Final Projects

Within the four months between the semester start and the final presentations, each of the for student teams implemented a great project on low-resource languages. All of the project actually represent new research contributions - some of which with subsequent publications.

There is also a summary on the whole class, in the following paper:

Alexis Palmer and Michaela Regneri:
Short-term projects, long-term benefits: Four student NLP projects for low-resource languages. In Proceedings of the ComputEL 2014 -- The ACL Workshop on the use of computational methods in the study of endangered languages.

The following gives a short overview of the four projects and links to the repositories.

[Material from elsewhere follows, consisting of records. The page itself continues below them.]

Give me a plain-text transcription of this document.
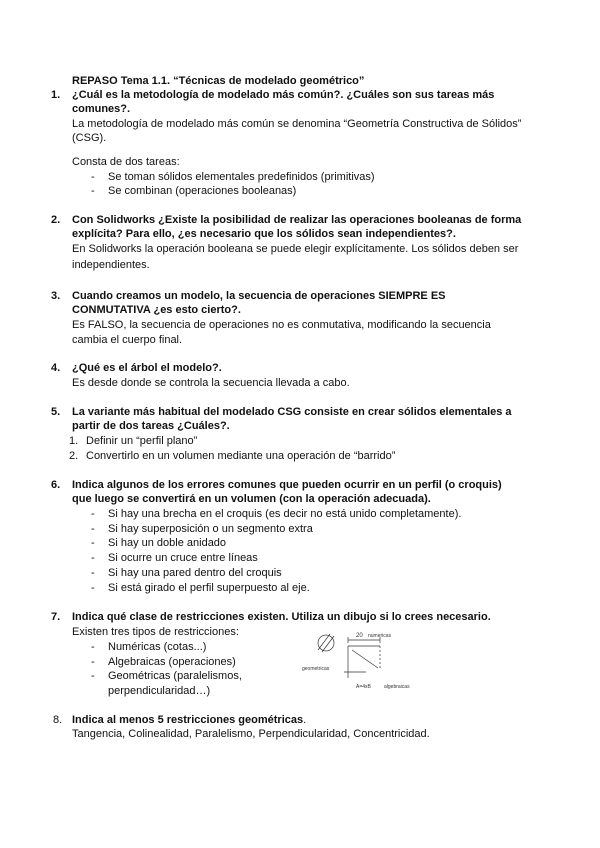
REPASO Tema 1.1. “Técnicas de modelado geométrico”
1. ¿Cuál es la metodología de modelado más común?. ¿Cuáles son sus tareas más
comunes?.
La metodología de modelado más común se denomina “Geometría Constructiva de Sólidos”
(CSG).
Consta de dos tareas:
- Se toman sólidos elementales predefinidos (primitivas)
- Se combinan (operaciones booleanas)
2. Con Solidworks ¿Existe la posibilidad de realizar las operaciones booleanas de forma
explícita? Para ello, ¿es necesario que los sólidos sean independientes?.
En Solidworks la operación booleana se puede elegir explícitamente. Los sólidos deben ser
independientes.
3. Cuando creamos un modelo, la secuencia de operaciones SIEMPRE ES
CONMUTATIVA ¿es esto cierto?.
Es FALSO, la secuencia de operaciones no es conmutativa, modificando la secuencia
cambia el cuerpo final.
4. ¿Qué es el árbol el modelo?.
Es desde donde se controla la secuencia llevada a cabo.
5. La variante más habitual del modelado CSG consiste en crear sólidos elementales a
partir de dos tareas ¿Cuáles?.
1. Definir un “perfil plano”
2. Convertirlo en un volumen mediante una operación de “barrido”
6. Indica algunos de los errores comunes que pueden ocurrir en un perfil (o croquis)
que luego se convertirá en un volumen (con la operación adecuada).
- Si hay una brecha en el croquis (es decir no está unido completamente).
- Si hay superposición o un segmento extra
- Si hay un doble anidado
- Si ocurre un cruce entre líneas
- Si hay una pared dentro del croquis
- Si está girado el perfil superpuesto al eje.
7. Indica qué clase de restricciones existen. Utiliza un dibujo si lo crees necesario.
Existen tres tipos de restricciones:
- Numéricas (cotas...)
- Algebraicas (operaciones)
- Geométricas (paralelismos,
perpendicularidad…)
20 numericas
geometricas
A=4xB	algebraicas
8. Indica al menos 5 restricciones geométricas.
Tangencia, Colinealidad, Paralelismo, Perpendicularidad, Concentricidad.
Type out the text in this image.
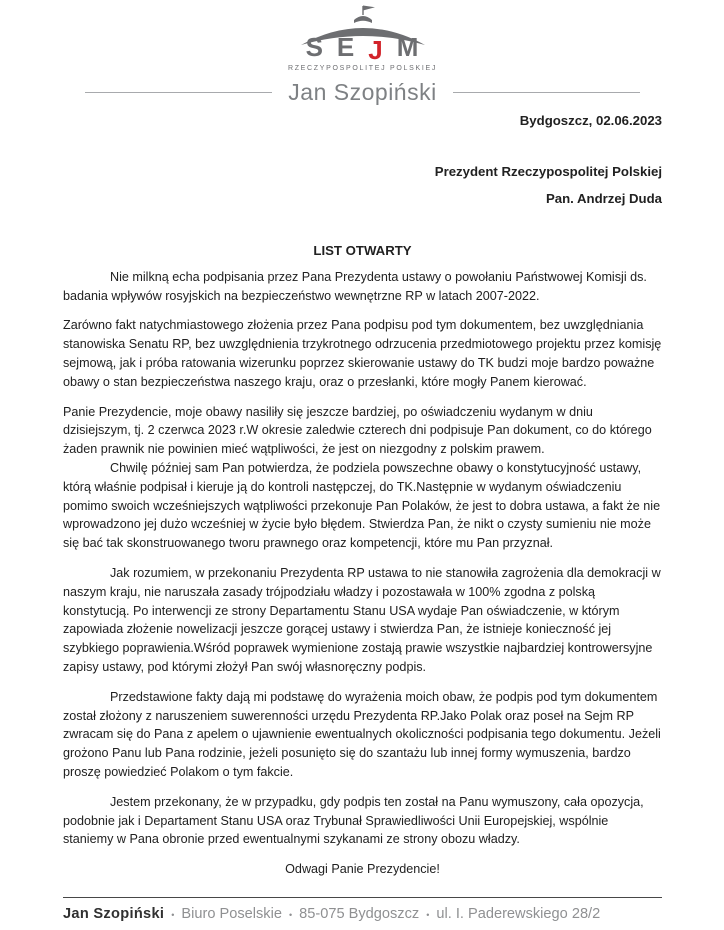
S E J M
RZECZYPOSPOLITEJ POLSKIEJ
Jan Szopiński
Bydgoszcz, 02.06.2023

Prezydent Rzeczypospolitej Polskiej

Pan. Andrzej Duda

LIST OTWARTY

Nie milkną echa podpisania przez Pana Prezydenta ustawy o powołaniu Państwowej Komisji ds. badania wpływów rosyjskich na bezpieczeństwo wewnętrzne RP w latach 2007-2022.

Zarówno fakt natychmiastowego złożenia przez Pana podpisu pod tym dokumentem, bez uwzględniania stanowiska Senatu RP, bez uwzględnienia trzykrotnego odrzucenia przedmiotowego projektu przez komisję sejmową, jak i próba ratowania wizerunku poprzez skierowanie ustawy do TK budzi moje bardzo poważne obawy o stan bezpieczeństwa naszego kraju, oraz o przesłanki, które mogły Panem kierować.

Panie Prezydencie, moje obawy nasiliły się jeszcze bardziej, po oświadczeniu wydanym w dniu dzisiejszym, tj. 2 czerwca 2023 r.W okresie zaledwie czterech dni podpisuje Pan dokument, co do którego żaden prawnik nie powinien mieć wątpliwości, że jest on niezgodny z polskim prawem.

Chwilę później sam Pan potwierdza, że podziela powszechne obawy o konstytucyjność ustawy, którą właśnie podpisał i kieruje ją do kontroli następczej, do TK.Następnie w wydanym oświadczeniu pomimo swoich wcześniejszych wątpliwości przekonuje Pan Polaków, że jest to dobra ustawa, a fakt że nie wprowadzono jej dużo wcześniej w życie było błędem. Stwierdza Pan, że nikt o czysty sumieniu nie może się bać tak skonstruowanego tworu prawnego oraz kompetencji, które mu Pan przyznał.

Jak rozumiem, w przekonaniu Prezydenta RP ustawa to nie stanowiła zagrożenia dla demokracji w naszym kraju, nie naruszała zasady trójpodziału władzy i pozostawała w 100% zgodna z polską konstytucją. Po interwencji ze strony Departamentu Stanu USA wydaje Pan oświadczenie, w którym zapowiada złożenie nowelizacji jeszcze gorącej ustawy i stwierdza Pan, że istnieje konieczność jej szybkiego poprawienia.Wśród poprawek wymienione zostają prawie wszystkie najbardziej kontrowersyjne zapisy ustawy, pod którymi złożył Pan swój własnoręczny podpis.

Przedstawione fakty dają mi podstawę do wyrażenia moich obaw, że podpis pod tym dokumentem został złożony z naruszeniem suwerenności urzędu Prezydenta RP.Jako Polak oraz poseł na Sejm RP zwracam się do Pana z apelem o ujawnienie ewentualnych okoliczności podpisania tego dokumentu. Jeżeli grożono Panu lub Pana rodzinie, jeżeli posunięto się do szantażu lub innej formy wymuszenia, bardzo proszę powiedzieć Polakom o tym fakcie.

Jestem przekonany, że w przypadku, gdy podpis ten został na Panu wymuszony, cała opozycja, podobnie jak i Departament Stanu USA oraz Trybunał Sprawiedliwości Unii Europejskiej, wspólnie staniemy w Pana obronie przed ewentualnymi szykanami ze strony obozu władzy.

Odwagi Panie Prezydencie!

Jan Szopiński • Biuro Poselskie • 85-075 Bydgoszcz • ul. I. Paderewskiego 28/2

Small-vocabulary speech recognition for any language

Team lex4all: Anjana Vakil and Max Paulus
Project repository | Poster

This project builds on existing research for small-vocabulary (up to roughly 100 distinct words) speech recognition. The result of this project is an easy-to-use interface that allows a user with no knowledge of speech technologies to build and test a system to recognize words spoken in the target language. In its current implementation, the system uses the English-language recognizer from the freely-available Microsoft Speech Platform;\footnote{\tiny\url{http://msdn.microsoft.com/en-us/library/hh361572}} for this reason, the system is available for Windows only.

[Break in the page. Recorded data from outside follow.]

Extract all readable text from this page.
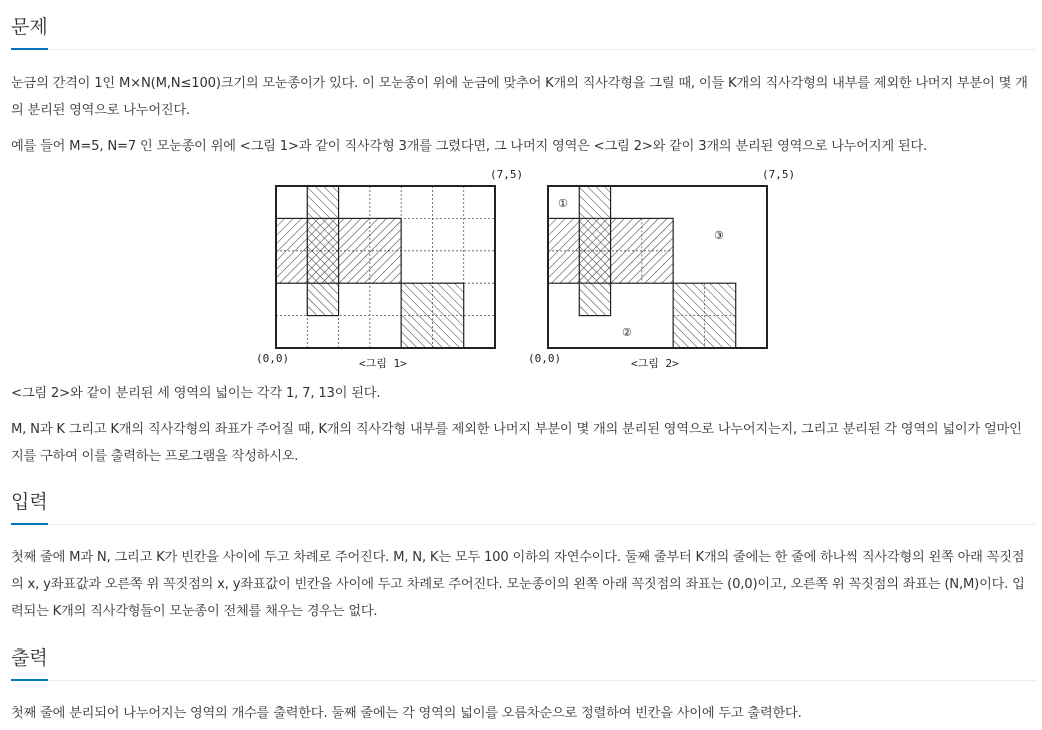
문제

눈금의 간격이 1인 M×N(M,N≤100)크기의 모눈종이가 있다. 이 모눈종이 위에 눈금에 맞추어 K개의 직사각형을 그릴 때, 이들 K개의 직사각형의 내부를 제외한 나머지 부분이 몇 개의 분리된 영역으로 나누어진다.

예를 들어 M=5, N=7 인 모눈종이 위에 <그림 1>과 같이 직사각형 3개를 그렸다면, 그 나머지 영역은 <그림 2>와 같이 3개의 분리된 영역으로 나누어지게 된다.

(0,0)
(7,5)
<그림 1>
①
②
③
(0,0)
(7,5)
<그림 2>

<그림 2>와 같이 분리된 세 영역의 넓이는 각각 1, 7, 13이 된다.

M, N과 K 그리고 K개의 직사각형의 좌표가 주어질 때, K개의 직사각형 내부를 제외한 나머지 부분이 몇 개의 분리된 영역으로 나누어지는지, 그리고 분리된 각 영역의 넓이가 얼마인지를 구하여 이를 출력하는 프로그램을 작성하시오.

입력

첫째 줄에 M과 N, 그리고 K가 빈칸을 사이에 두고 차례로 주어진다. M, N, K는 모두 100 이하의 자연수이다. 둘째 줄부터 K개의 줄에는 한 줄에 하나씩 직사각형의 왼쪽 아래 꼭짓점의 x, y좌표값과 오른쪽 위 꼭짓점의 x, y좌표값이 빈칸을 사이에 두고 차례로 주어진다. 모눈종이의 왼쪽 아래 꼭짓점의 좌표는 (0,0)이고, 오른쪽 위 꼭짓점의 좌표는 (N,M)이다. 입력되는 K개의 직사각형들이 모눈종이 전체를 채우는 경우는 없다.

출력

첫째 줄에 분리되어 나누어지는 영역의 개수를 출력한다. 둘째 줄에는 각 영역의 넓이를 오름차순으로 정렬하여 빈칸을 사이에 두고 출력한다.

Further details about the system (including where to download the code, and discussion of substituting other high-resource language recognizers), are described in the following paper:

Anjana Vakil, Max Paulus, Alexis Palmer, and Michaela Regneri:
lex4all: A language-independent tool for building and evaluating pronunciation lexicons for small-vocabulary speech recognition.
In Proceedings of the ACL 2014 System Demonstrations.

Language identification for many (many) languages

Team Sugali: Guy Emerson, Susanne Fertmann and Liling Tan
Project repository | Poster

This project addresses the task of language identification. Given a string of text in an arbitrary language, can we train a system to recognize what language the text is written in? The project uses three sources of data: the Universal Declaration of Human Rights, Wikipedia, ODIN, and some portions of the data available from Omniglot. They cover well over 1000 languages with their system.

The corpus and how to access it are described in the following paper:

Guy Emerson, Liling Tan, Susanne Fertmann, Alexis Palmer and Michaela Regneri:
SeedLing: Building and using a seed corpus for the Human Language Project.
In Proceedings of the ComputEL 2014 -- The ACL Workshop on the use of computational methods in the study of endangered languages.

A lemmatizer for Uspanteko

Team MayaLemm: Christine Bocionek, Liesa Heuschkel and Aleksandra Piwowarek
Project repository | Poster

This project resulted inlemmatizer for the Mayan language Uspanteko. The (already available) source data had been cleaned, standardized and distributed through the Archive of Indigenous Languages of Latin America.

The lemmatization algorithm is based on longest common substring matching: the closest match for an inflected form is returned as the lemma. Additionally, a table for irregular verb inflections was generated using the annotated source corpus (roughly 50,000 words) and an Uspanteko-Spanish dictionary, to map inflected forms translated with the same Spanish morpheme.

Manual evaluation of 100 sentences, for which a linguist on the team with knowledge of Spanish determined citation forms, showed accuracy of 59% for the lemmatization algorithm.

Named Entity Recognition for Slovak & Persian

Team NER: Omid Moradiannasab and Michal Petko
Project repository | Poster

This project tackles the task of named entity recognition (NER). The students developed a single platform to do NER in both Slovak and Persian, their native languages. The approach is primarily based on using gazetteers (for person names and locations), as well as regular expressions (for temporal expressions).

The project could use some existing resources for both languages, but also devoted quite some time to producing new gazetteers. For Slovak, additional challenges were presented by the language's large number of inflectional cases and resulting variability in form, as well as ambiguity. In Persian, the main challenges were the detection of word boundaries (many names are multi-word expressions) and frequent ambiguities between NEs and proper nouns.

For evaluation, the students hand-labeled over 35,000 words of Slovak (containing 545 NE instances) and about 600 paragraphs of Persian data (with 306 NE instances). Performace varies across named entity category: temporal expression matching is most reliable (f-score 0.96 for Slovak, 0.89 for Persion), followed by locations (0.78 Slovak, 0.92 Persian) and person names (0.63 Slovak, 0.87 Persian).